Mick Breitenstein, a Woodstock native and STR owner, said he realized the impact of short-term rentals on affordable housing. “I have family members and friends and employees that suffer that challenge. So I’m going to be clear I’m not unsympathetic to that. I also want to note that I think there’s more short-term rental owners that are local in the area than you may be aware of,” he said. “And during Covid, when I was out of work for two years, it helped me keep my home. I think STRs get wrapped up with out-of-towners coming in buying up homes.”
Council member Bennet Ratcliff was concerned that the STR regulations were wrapped up in zoning code. He thought this larger law should be located outside the zoning code. The code enforcement officer had so many other things to do.
“I really do believe that the code enforcement officers are not trained to do daily scraping on multiple platforms to find out where different STRs are or are not located,” he argued. “I don’t think that the code enforcement officers are having enough time in the day to sort of match up to see every single listing on every single platform has the correct permit on it. It just seems to me that what we’re asking of an officer just doesn’t match up with what a code enforcement officer could or should be doing.”

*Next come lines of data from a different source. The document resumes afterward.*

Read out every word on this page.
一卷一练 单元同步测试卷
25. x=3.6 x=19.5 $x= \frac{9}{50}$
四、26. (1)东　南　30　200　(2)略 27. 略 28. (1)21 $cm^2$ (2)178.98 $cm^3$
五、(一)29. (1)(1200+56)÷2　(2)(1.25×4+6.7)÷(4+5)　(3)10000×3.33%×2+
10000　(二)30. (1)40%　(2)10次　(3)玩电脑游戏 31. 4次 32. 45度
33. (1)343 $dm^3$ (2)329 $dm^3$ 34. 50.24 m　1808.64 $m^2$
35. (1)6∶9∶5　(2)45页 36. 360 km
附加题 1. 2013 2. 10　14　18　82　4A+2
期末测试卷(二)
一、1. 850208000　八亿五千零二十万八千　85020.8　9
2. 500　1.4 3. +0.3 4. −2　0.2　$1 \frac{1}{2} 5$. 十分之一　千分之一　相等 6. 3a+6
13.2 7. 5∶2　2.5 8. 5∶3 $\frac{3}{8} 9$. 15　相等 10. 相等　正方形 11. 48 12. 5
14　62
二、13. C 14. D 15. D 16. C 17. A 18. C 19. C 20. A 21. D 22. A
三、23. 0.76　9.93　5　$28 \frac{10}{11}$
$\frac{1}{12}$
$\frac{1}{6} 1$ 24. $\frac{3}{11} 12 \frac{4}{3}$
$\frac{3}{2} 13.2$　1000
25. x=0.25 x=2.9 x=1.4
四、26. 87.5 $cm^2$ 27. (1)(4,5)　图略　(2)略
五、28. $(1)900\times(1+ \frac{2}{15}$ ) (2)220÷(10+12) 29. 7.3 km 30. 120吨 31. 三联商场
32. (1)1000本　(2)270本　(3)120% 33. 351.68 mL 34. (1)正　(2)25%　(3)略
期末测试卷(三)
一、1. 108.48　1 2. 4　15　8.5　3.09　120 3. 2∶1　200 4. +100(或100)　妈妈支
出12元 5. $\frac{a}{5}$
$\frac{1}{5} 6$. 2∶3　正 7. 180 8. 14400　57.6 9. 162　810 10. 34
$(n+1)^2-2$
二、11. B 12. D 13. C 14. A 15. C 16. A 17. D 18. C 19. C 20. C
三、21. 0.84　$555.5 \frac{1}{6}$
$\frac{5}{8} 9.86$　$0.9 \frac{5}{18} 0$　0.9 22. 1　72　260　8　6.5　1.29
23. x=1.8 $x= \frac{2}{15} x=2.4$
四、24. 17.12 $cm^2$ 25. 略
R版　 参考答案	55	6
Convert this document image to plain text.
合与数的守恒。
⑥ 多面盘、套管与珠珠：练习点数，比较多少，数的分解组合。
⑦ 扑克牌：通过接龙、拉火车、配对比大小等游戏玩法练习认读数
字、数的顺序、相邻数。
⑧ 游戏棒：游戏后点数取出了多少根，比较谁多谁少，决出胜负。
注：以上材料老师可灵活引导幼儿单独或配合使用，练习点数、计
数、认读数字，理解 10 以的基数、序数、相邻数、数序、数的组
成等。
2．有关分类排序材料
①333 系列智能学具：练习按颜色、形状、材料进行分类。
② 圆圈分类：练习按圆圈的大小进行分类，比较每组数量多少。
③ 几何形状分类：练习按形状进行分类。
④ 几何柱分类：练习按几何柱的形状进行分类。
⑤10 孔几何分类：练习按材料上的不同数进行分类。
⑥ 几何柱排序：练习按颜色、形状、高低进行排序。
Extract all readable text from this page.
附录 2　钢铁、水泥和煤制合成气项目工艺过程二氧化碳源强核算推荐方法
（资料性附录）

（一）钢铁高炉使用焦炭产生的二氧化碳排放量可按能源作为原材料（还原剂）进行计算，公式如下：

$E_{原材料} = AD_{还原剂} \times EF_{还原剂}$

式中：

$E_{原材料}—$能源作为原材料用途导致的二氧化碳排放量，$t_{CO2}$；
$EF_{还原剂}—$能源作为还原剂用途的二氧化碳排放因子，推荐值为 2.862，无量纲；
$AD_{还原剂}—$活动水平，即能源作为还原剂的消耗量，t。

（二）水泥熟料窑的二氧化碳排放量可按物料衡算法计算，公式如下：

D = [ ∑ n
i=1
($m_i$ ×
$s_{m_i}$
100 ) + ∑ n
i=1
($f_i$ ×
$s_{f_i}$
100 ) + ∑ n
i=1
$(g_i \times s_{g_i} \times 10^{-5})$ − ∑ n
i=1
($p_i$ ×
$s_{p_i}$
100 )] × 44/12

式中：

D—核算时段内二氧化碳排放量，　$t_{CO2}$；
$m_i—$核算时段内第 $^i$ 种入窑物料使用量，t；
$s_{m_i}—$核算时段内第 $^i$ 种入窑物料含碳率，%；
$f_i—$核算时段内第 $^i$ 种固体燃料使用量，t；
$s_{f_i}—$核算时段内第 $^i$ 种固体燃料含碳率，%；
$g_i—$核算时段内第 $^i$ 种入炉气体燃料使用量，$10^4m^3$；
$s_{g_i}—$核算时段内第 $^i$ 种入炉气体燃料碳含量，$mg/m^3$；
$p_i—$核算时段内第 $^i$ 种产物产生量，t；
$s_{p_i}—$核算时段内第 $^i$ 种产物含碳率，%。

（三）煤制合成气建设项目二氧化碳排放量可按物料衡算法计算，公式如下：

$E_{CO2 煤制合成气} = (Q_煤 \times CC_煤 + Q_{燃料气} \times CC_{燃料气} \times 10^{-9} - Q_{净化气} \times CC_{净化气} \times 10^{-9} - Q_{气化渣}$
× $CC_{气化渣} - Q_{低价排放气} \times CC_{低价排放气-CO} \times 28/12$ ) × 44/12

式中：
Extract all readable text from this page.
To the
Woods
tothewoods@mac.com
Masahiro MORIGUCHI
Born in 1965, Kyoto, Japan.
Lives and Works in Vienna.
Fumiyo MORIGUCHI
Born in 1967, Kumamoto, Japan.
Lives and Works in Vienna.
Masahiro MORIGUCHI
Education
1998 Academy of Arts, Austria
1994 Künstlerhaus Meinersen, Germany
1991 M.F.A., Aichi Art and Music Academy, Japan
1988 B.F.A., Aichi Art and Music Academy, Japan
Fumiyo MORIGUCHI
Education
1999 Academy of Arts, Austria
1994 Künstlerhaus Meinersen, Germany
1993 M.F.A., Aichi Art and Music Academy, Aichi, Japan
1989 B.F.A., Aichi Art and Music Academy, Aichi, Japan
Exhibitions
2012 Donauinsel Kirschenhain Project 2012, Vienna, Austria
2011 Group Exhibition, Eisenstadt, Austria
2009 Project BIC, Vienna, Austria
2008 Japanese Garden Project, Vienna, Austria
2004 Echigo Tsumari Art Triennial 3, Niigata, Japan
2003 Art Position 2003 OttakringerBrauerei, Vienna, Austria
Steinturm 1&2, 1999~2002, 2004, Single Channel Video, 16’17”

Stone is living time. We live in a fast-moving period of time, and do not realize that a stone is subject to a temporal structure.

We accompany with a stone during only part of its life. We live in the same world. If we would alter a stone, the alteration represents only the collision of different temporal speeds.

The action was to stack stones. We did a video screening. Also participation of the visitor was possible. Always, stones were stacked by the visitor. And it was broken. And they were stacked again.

Ratcliff provided examples within the complex Woodstock housing universe. “There are residents who occupy their properties, but that rent out to STRs their accessory dwelling unit. There are also residents who rent out their entire house, and then go stay in their accessory dwelling unit. Are we giving a permit for the house or the ADU? Are we giving it for the property itself?” he asked.
Supervisor Bill McKenna defended the enforcement, noting that 232 STRs have not been rented in a year because of enforcement.
Ratcliff said he was in favor of granting the provisional STR permits as long as they met the requirements.
McKenna said he had suggested that two months ago, but nobody had responded.
“There were a handful of individuals who, when we passed the law, started to run STRs, or maybe had been doing it illegally before, but thought they were in compliance, got their county number, and thought they were registered. And then, when the cap got filled, they got cut off,’ McKenna said. “Those are the 25 or so and it might be less than that now, that if we’re going to do it at all, it would be those. Some have dropped out, so the number may be around twelve. My suggestion would be that we do it on a temporary basis … We will do this for the year and then next year see where we are and make changes. They could potentially lose them or not.”